For the first week, verify every output. Don't trust the pipeline yet. Spot-check the keyword choice. Read the briefs. Check the Airtable records are clean. After a week of consistent good output, you can ease off the verification cadence. Spot-check periodically and keep watching for the jagged frontier moments where Cowork's confident output is also wrong.
Step 7: Iterate
The first workflow is never the final workflow. Plan to refine it weekly for the first month.
Three things to watch for as you iterate.
- Outputs that consistently need the same correction. That correction belongs in the Skill or the custom instructions, not in your manual edits.
- Steps that take longer than they should. Cowork may be doing unnecessary work, or the Skill may be ambiguous.
- New requirements from the team. The marketing lead wants briefs to include a CTA recommendation? Update the Skill.
By month three, the workflow should be running cleanly and rarely need attention. That's your signal to build the next one.
Common Failure Modes
A few patterns we see fail more than once.

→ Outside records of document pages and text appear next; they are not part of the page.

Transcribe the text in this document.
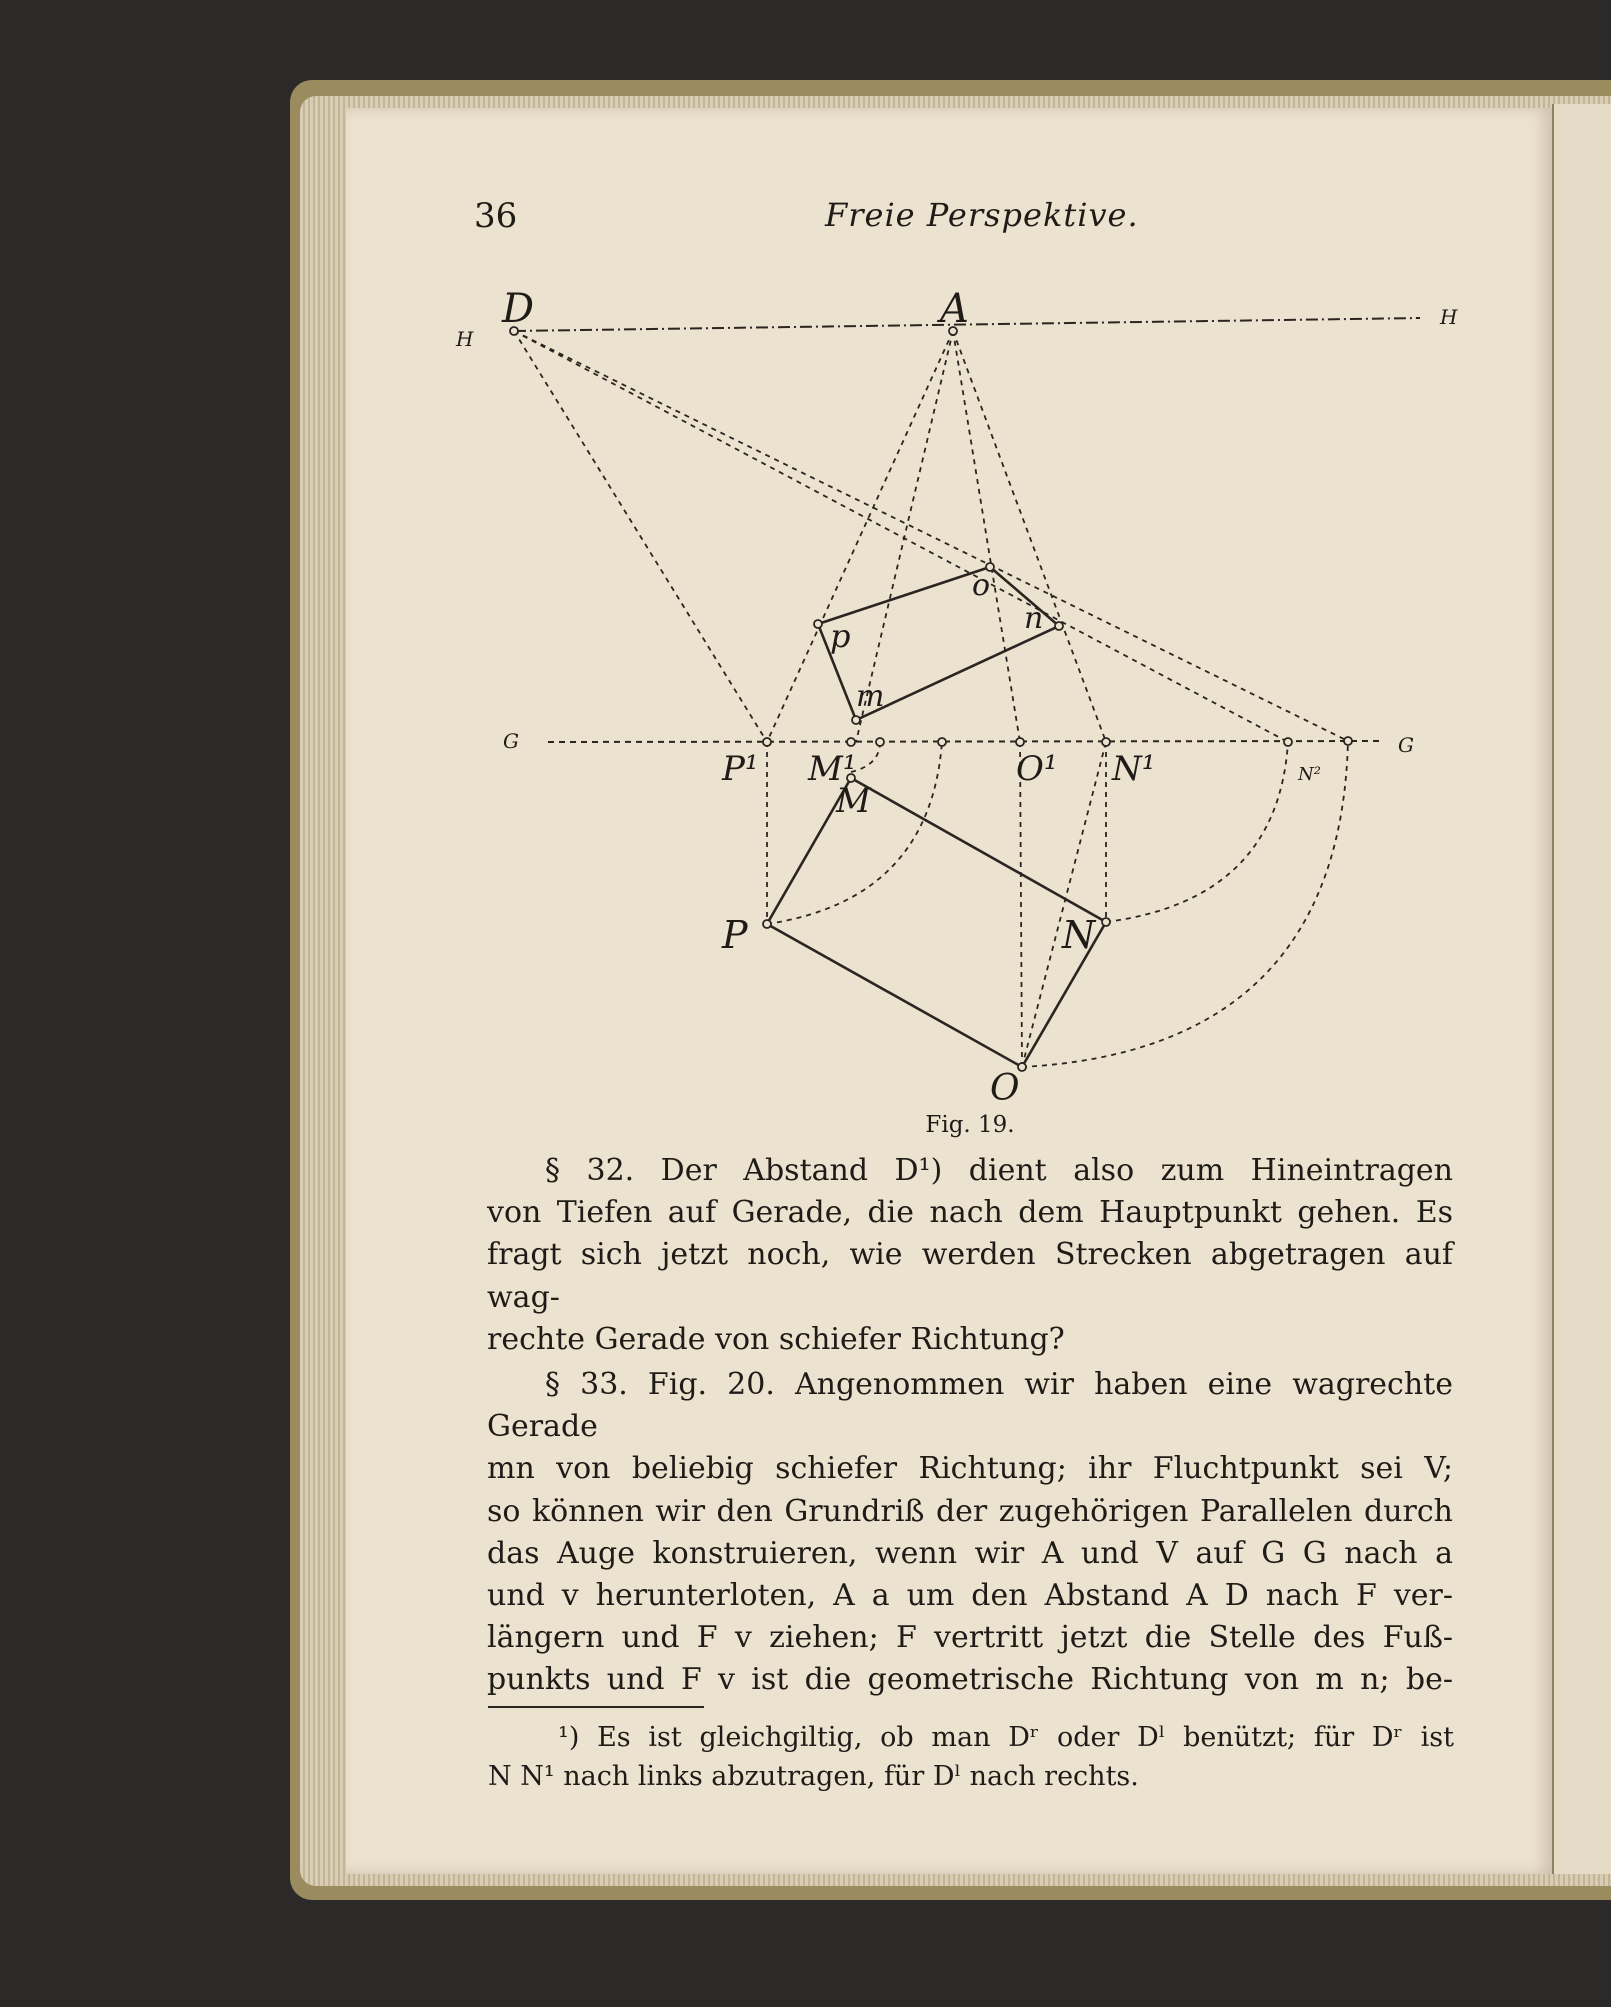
36	Freie Perspektive.
H
D	A	H
o
p	n
m
G
P¹ M¹	O¹ N¹	N²
G
M
P	N
O
Fig. 19.
§ 32. Der Abstand D¹) dient also zum Hineintragen
von Tiefen auf Gerade, die nach dem Hauptpunkt gehen. Es
fragt sich jetzt noch, wie werden Strecken abgetragen auf wag-
rechte Gerade von schiefer Richtung?
§ 33. Fig. 20. Angenommen wir haben eine wagrechte Gerade
mn von beliebig schiefer Richtung; ihr Fluchtpunkt sei V;
so können wir den Grundriß der zugehörigen Parallelen durch
das Auge konstruieren, wenn wir A und V auf G G nach a
und v herunterloten, A a um den Abstand A D nach F ver-
längern und F v ziehen; F vertritt jetzt die Stelle des Fuß-
punkts und F v ist die geometrische Richtung von m n; be-
¹) Es ist gleichgiltig, ob man Dʳ oder Dˡ benützt; für Dʳ ist
N N¹ nach links abzutragen, für Dˡ nach rechts.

- Skipping the Project step. Teams try to build the Skill first and end up re-explaining brand context every run. Build the Project first. Everything else compounds off it.
- Building before testing in Chat. Cowork amplifies what's in the Skill. If the Skill produces bad output in Chat, it produces bad output faster in Cowork. Test manually before automating.
- Connecting everything at once. Permissions become a mess. Start with one MCP server. Add the next only when the first is solid.
- Over-trusting the first runs. Spot-check for two weeks before you stop reviewing every output. The cost of a bad brief getting to a writer is low. The cost of a bad client-facing document going out the door is high.
- Building the hardest workflow first. First builds should be small enough to ship. Save the ambitious stuff for build three or four.
The teams that succeed treat the first workflow as practice. They learn the rhythm. Then they build the next four with that rhythm in hand.
Where to Go Next
You've now got a Cowork pipeline running. The next workflows will go faster because you know the pattern. The Project is already there. The team's Skills library is starting to grow. Your MCP connections are warming up.
The compounding starts now. Each new Skill gets used by the next workflow. Each new MCP connection unlocks new pipelines. Each new Project teaches you what to do differently on the next one.
A few practical next steps from here.
- Pick the next workflow from the five in Chapter 5, or pick something specific to your team's pain points.
- Audit which Chat conversations you're having repeatedly. Those are Skills waiting to be built.
- Talk to your team about which manual processes are eating their week. Those are the next pipelines.
- Set a quarterly check-in. Are the pipelines still doing what you need? Has the model gotten better? Are there new MCP servers worth adding?
The teams getting real leverage from Claude didn't build it all in a week. They built one piece, then the next, then the next. Each piece earned the right to the next one.
You closed this guidebook with infrastructure in place. The hard part is over. The interesting part starts now.